Argentine culture has been primarily informed and influenced by its European roots. Buenos Aires is undeniably the most European city in South America and considered by many its cultural capital, due both to the prevalence of people of European descent and to conscious imitation.

Argentina has a rich history of world-renowned literature, including one of 20th century's most critically acclaimed writers, Jorge Luis Borges.

Argentine cinema has achieved international recognition with films such as The Official Story, Nine Queens or Iluminados por el Fuego, although they only rarely rival Hollywood-type movies in popularity. Even low-budget productions, however, have earned prizes in cinema festivals (such as Cannes). The city of Mar del Plata organizes its own festival dedicated to this art.

Argentine food is influenced by cuisine from Spain, Italy, Germany, France and other European countries. Argentina has a wide variety of staple foods, which include empanadas, a stuffed pastry; locro, a mixture of corn, beans, meat, bacon, onion, and gourd; and chorizo, a meat-based spicy sausage. The Argentine barbecue, asado, is one of the most famous in the world and includes various types of meats, among them chorizo, sweetbread, chitterlings, and blood sausage. A common custom among Argentines is drinking mate.

Football is the most popular sport, although the national sport of the country is pato. Argentina has a number of highly-ranked polo players.
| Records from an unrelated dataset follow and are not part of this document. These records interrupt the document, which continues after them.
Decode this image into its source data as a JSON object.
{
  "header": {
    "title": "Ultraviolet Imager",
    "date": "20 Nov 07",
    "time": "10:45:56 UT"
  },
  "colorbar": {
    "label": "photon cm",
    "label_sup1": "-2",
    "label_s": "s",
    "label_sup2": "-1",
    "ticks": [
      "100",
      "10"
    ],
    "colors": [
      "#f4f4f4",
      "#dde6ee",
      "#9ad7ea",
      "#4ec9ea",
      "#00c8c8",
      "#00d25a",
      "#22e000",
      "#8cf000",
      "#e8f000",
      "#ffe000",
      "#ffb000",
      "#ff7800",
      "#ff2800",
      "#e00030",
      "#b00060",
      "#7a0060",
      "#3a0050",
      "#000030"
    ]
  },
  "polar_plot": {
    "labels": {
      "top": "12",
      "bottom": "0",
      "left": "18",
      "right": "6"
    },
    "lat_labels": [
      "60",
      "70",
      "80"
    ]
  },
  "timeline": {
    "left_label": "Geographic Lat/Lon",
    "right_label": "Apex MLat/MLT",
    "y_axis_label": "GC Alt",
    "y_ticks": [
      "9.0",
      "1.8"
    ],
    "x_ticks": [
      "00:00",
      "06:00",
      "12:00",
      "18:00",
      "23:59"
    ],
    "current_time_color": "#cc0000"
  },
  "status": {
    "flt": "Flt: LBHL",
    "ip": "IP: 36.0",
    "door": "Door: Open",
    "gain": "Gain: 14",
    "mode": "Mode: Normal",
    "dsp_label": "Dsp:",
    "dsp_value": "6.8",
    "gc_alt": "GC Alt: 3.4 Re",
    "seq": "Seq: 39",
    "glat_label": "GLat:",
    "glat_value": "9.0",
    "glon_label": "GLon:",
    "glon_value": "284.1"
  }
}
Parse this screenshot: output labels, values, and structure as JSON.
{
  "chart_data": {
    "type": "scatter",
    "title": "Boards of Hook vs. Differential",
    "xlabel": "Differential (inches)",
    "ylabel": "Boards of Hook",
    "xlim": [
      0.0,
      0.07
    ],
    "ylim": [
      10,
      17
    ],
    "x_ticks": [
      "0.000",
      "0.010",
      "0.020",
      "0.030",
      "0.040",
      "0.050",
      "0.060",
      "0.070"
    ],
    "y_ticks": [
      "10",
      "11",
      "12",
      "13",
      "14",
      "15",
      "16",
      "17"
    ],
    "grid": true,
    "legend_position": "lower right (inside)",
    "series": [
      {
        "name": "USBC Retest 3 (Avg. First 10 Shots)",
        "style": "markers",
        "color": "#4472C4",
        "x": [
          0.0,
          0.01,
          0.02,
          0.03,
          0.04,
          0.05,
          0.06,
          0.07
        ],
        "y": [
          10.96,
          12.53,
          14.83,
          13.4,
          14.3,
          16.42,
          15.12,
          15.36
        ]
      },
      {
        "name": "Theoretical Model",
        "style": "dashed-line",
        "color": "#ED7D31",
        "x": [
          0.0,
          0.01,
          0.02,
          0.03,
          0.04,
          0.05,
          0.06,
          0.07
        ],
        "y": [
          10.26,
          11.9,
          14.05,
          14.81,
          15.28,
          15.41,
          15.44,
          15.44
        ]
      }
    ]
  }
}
Argentine culture is exemplified by its music and dance, particularly tango. To foreigners, tango refers to a particular dance, but the music together with the lyrics (often sung in a kind of slang called lunfardo) are what most Argentines primarily mean by tango. In modern Argentina, tango music is enjoyed by itself, particularly since the radical Ástor Piazzolla redefined the music of Carlos Gardel.

Since the 1970s, rock and roll has been widely popular in Argentina. Rock and roll and pop music have experienced periodic bursts of popularity, with many new bands (such as Soda Stereo and Sumo) and composers (such as Charly García and Fito Páez) becoming important referents of national culture. Argentine rock is the most listened-to music among youth.

Buenos Aires is considered the techno and electronica capital of Latin America, and hosts a variety of events including local raves, the South American Music Conference, and Creamfields (which has the world record of 65,000 people).

European classical music is well-represented in Argentina. Buenos Aires is home to the world-renowned Colón Theater. Classical musicians, such as Martha Argerich and Daniel Barenboim, and classical composers like Alberto Ginastera have become internationally famous.